But now the action is all over, and today’s passage
reports God talking to Noah about the covenant God is making with all creation,
sealed with the sign of the rainbow.
I was struck again by the fact that this covenant
relationship requires nothing from Noah or any other of God’s creatures: it is
a deal struck through the unconditional love and care of God.
God uses the word ‘covenant’ seven times in that passage.
Seven times! - it might just be a coincidence that that’s
once for each day of creation – a covenant with every living thing God has
made. It might also be that the seven –fold covenant is meant to signify how
perfect this covenant is – seven was felt to be a ’complete’ number.
This covenant, like the act of creation itself, is
God's initiative - after all, Noah & his family had only obeyed God's
instructions - God did all the creative parts!
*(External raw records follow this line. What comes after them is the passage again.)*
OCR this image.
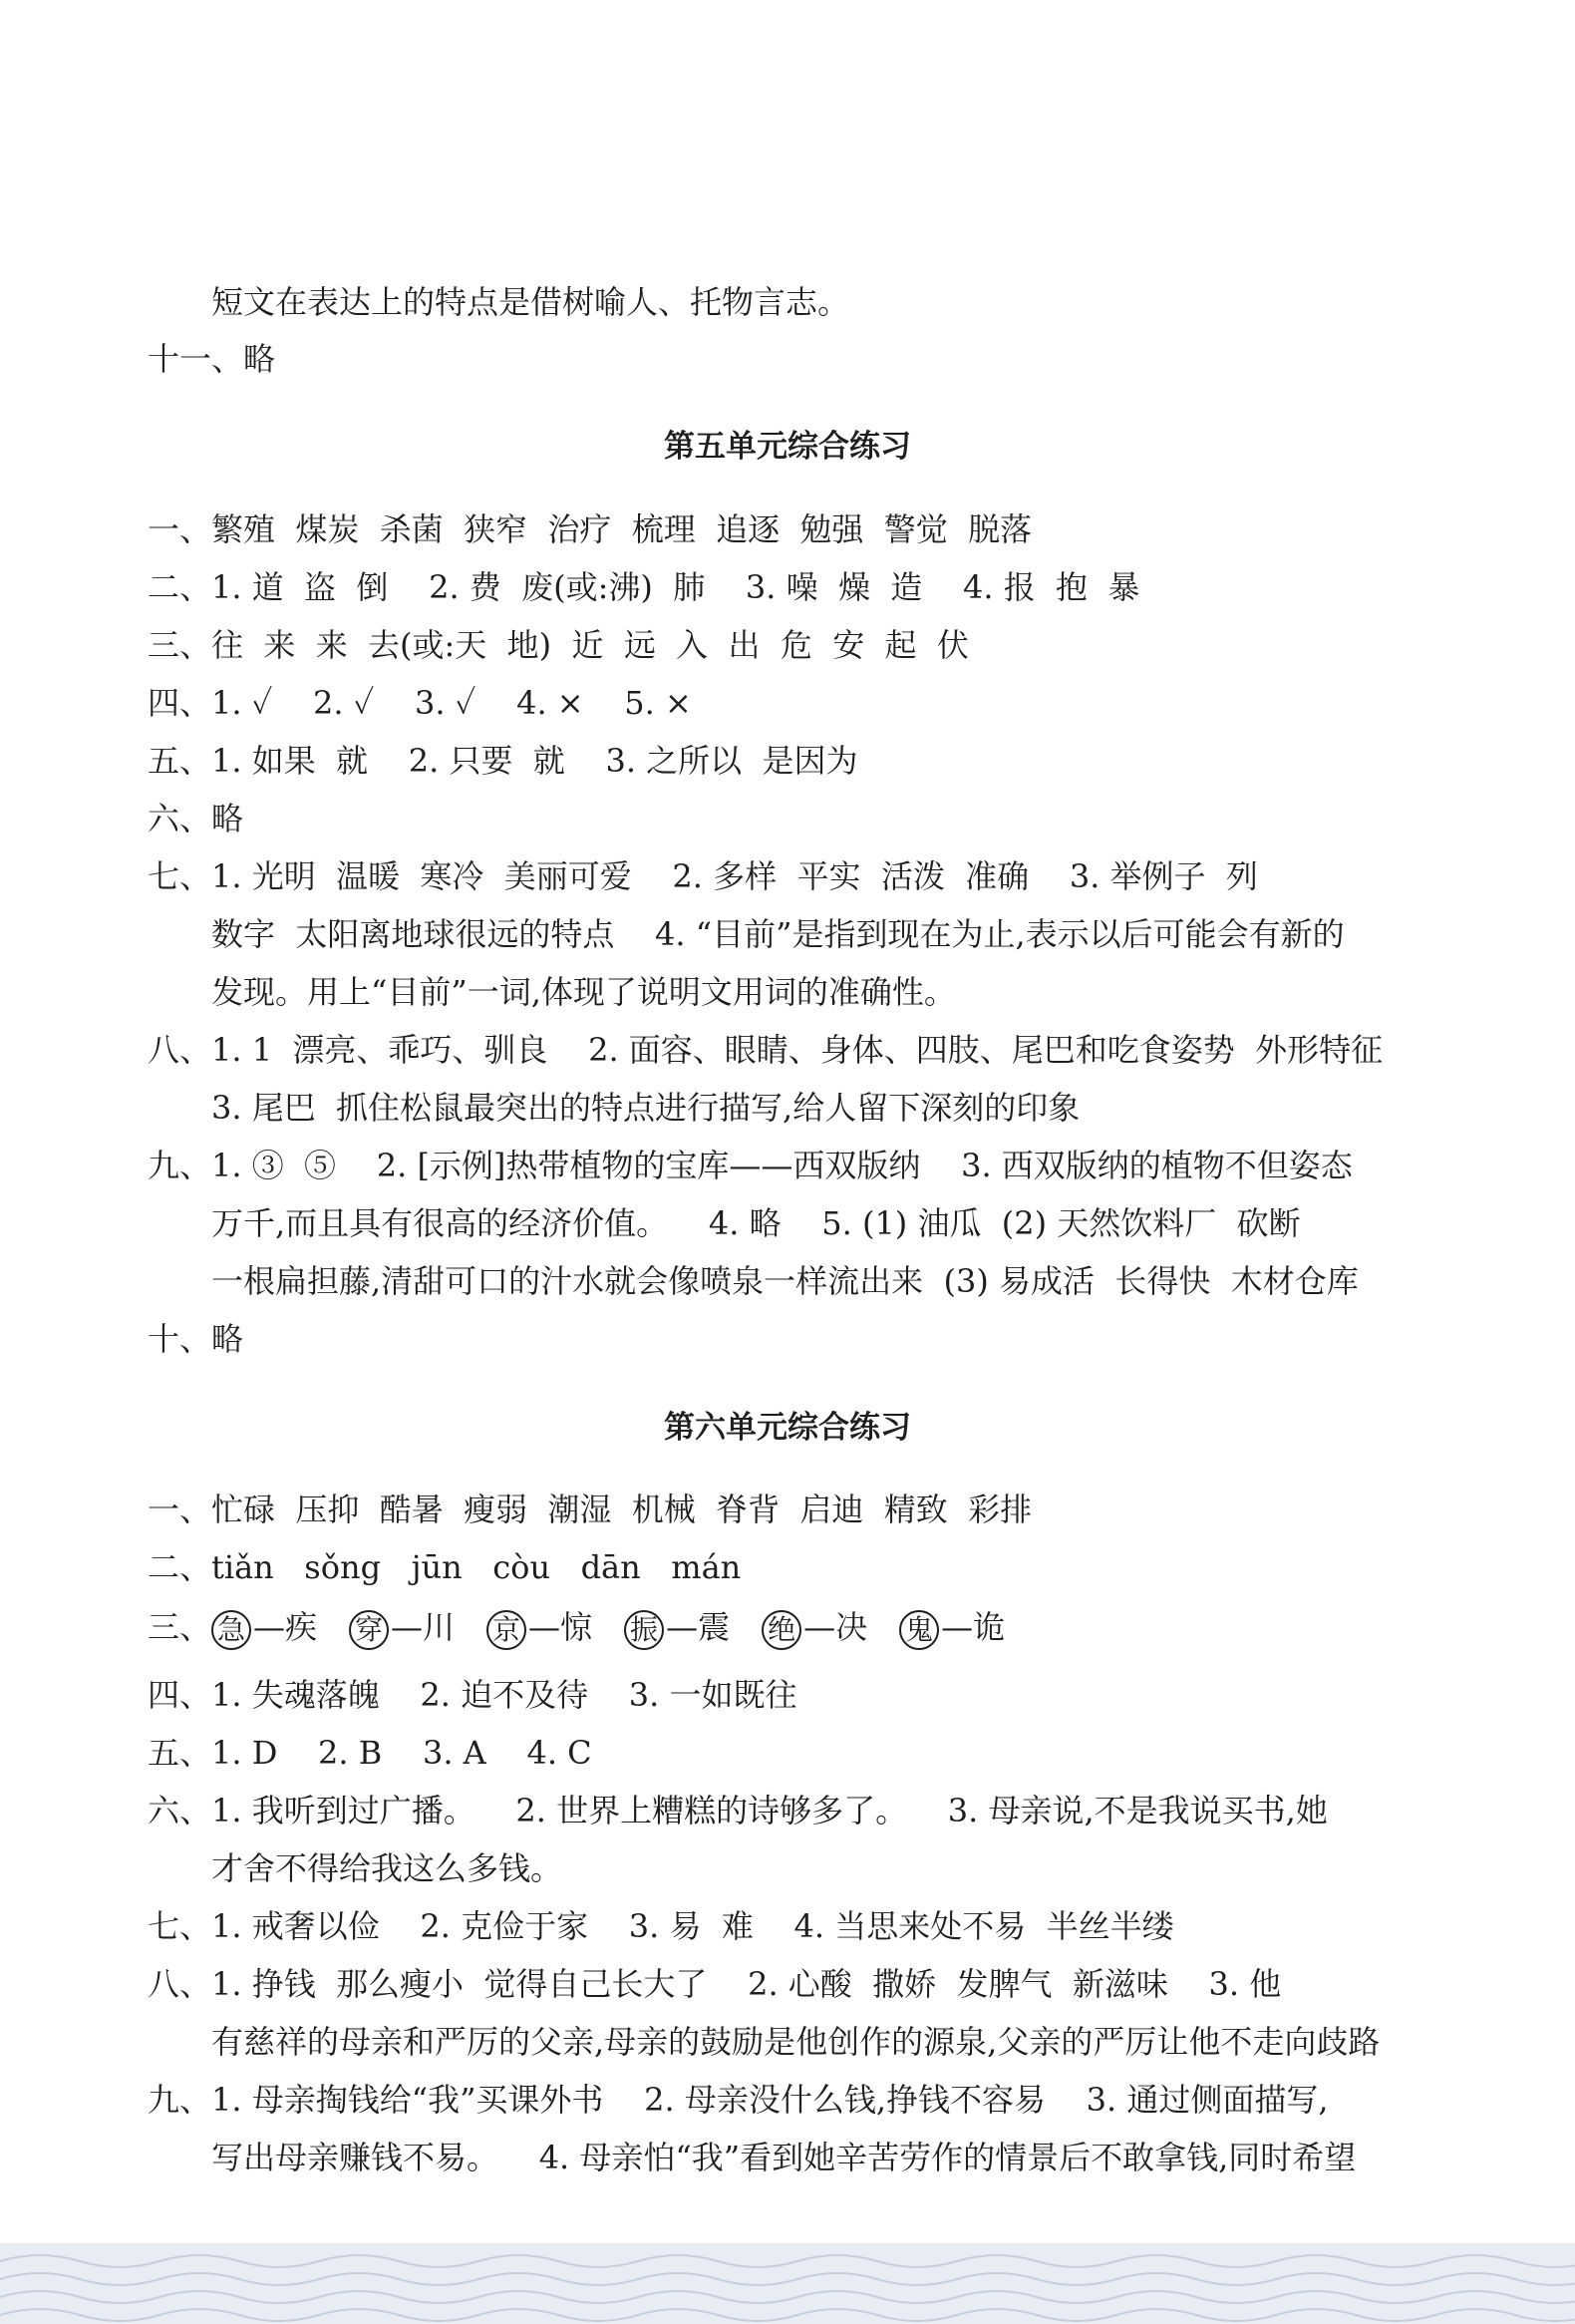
短文在表达上的特点是借树喻人、托物言志。
十一、略
第五单元综合练习
一、繁殖  煤炭  杀菌  狭窄  治疗  梳理  追逐  勉强  警觉  脱落
二、1. 道  盗  倒    2. 费  废(或:沸)  肺    3. 噪  燥  造    4. 报  抱  暴
三、往  来  来  去(或:天  地)  近  远  入  出  危  安  起  伏
四、1. ✓    2. ✓    3. ✓    4. ×    5. ×
五、1. 如果  就    2. 只要  就    3. 之所以  是因为
六、略
七、1. 光明  温暖  寒冷  美丽可爱    2. 多样  平实  活泼  准确    3. 举例子  列
数字  太阳离地球很远的特点    4. “目前”是指到现在为止,表示以后可能会有新的
发现。用上“目前”一词,体现了说明文用词的准确性。
八、1. 1  漂亮、乖巧、驯良    2. 面容、眼睛、身体、四肢、尾巴和吃食姿势  外形特征
3. 尾巴  抓住松鼠最突出的特点进行描写,给人留下深刻的印象
九、1. ③  ⑤    2. [示例]热带植物的宝库——西双版纳    3. 西双版纳的植物不但姿态
万千,而且具有很高的经济价值。    4. 略    5. (1) 油瓜  (2) 天然饮料厂  砍断
一根扁担藤,清甜可口的汁水就会像喷泉一样流出来  (3) 易成活  长得快  木材仓库
十、略
第六单元综合练习
一、忙碌  压抑  酷暑  瘦弱  潮湿  机械  脊背  启迪  精致  彩排
二、tiǎn   sǒng   jūn   còu   dān   mán
三、 急 —疾 穿 —川 京 —惊 振 —震 绝 —决 鬼 —诡
四、1. 失魂落魄    2. 迫不及待    3. 一如既往
五、1. D    2. B    3. A    4. C
六、1. 我听到过广播。    2. 世界上糟糕的诗够多了。    3. 母亲说,不是我说买书,她
才舍不得给我这么多钱。
七、1. 戒奢以俭    2. 克俭于家    3. 易  难    4. 当思来处不易  半丝半缕
八、1. 挣钱  那么瘦小  觉得自己长大了    2. 心酸  撒娇  发脾气  新滋味    3. 他
有慈祥的母亲和严厉的父亲,母亲的鼓励是他创作的源泉,父亲的严厉让他不走向歧路
九、1. 母亲掏钱给“我”买课外书    2. 母亲没什么钱,挣钱不容易    3. 通过侧面描写,
写出母亲赚钱不易。    4. 母亲怕“我”看到她辛苦劳作的情景后不敢拿钱,同时希望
It is God who closes the door of the ark once everyone
is safe inside, God who remembers Noah and the animals and send the wind to dry
up the waters of the flood, God who tells Noah to leave the ark, and God who then
blesses Noah and his descendants.
Then God sends us a rainbow - a sign that God is in
charge and that God’s love will never fail us or leave us.
Lent reminds us of all the promises of God to be with
us – but in the grittiness of Jesus’ deprivation and suffering, and ultimately
in Jesus death and resurrection, we are not encouraged to rely on God’s
presence to keep things easy or fluffy or simple. Suffering is sometimes
unavoidable, death is an awful reality, life is never all rainbows. But Jesus
walks with us, in all of life’s stress and strife.
So it is entirely proper that we receive communion
today – food for our pilgrimage and a memorial of the life, death and
resurrection of Jesus.
When bread – or bones – are broken: God is with us.
Where blood is poured out as easily as wine, staining
our world: God is with us.
Where God’s people gather to trust and share and pray:
God is with us.
There is only one thing we must do: accept the bread
and wine given to us, as a sacrament of all the unconditional love God gives.
Eat and drink – and be very thankful. Amen.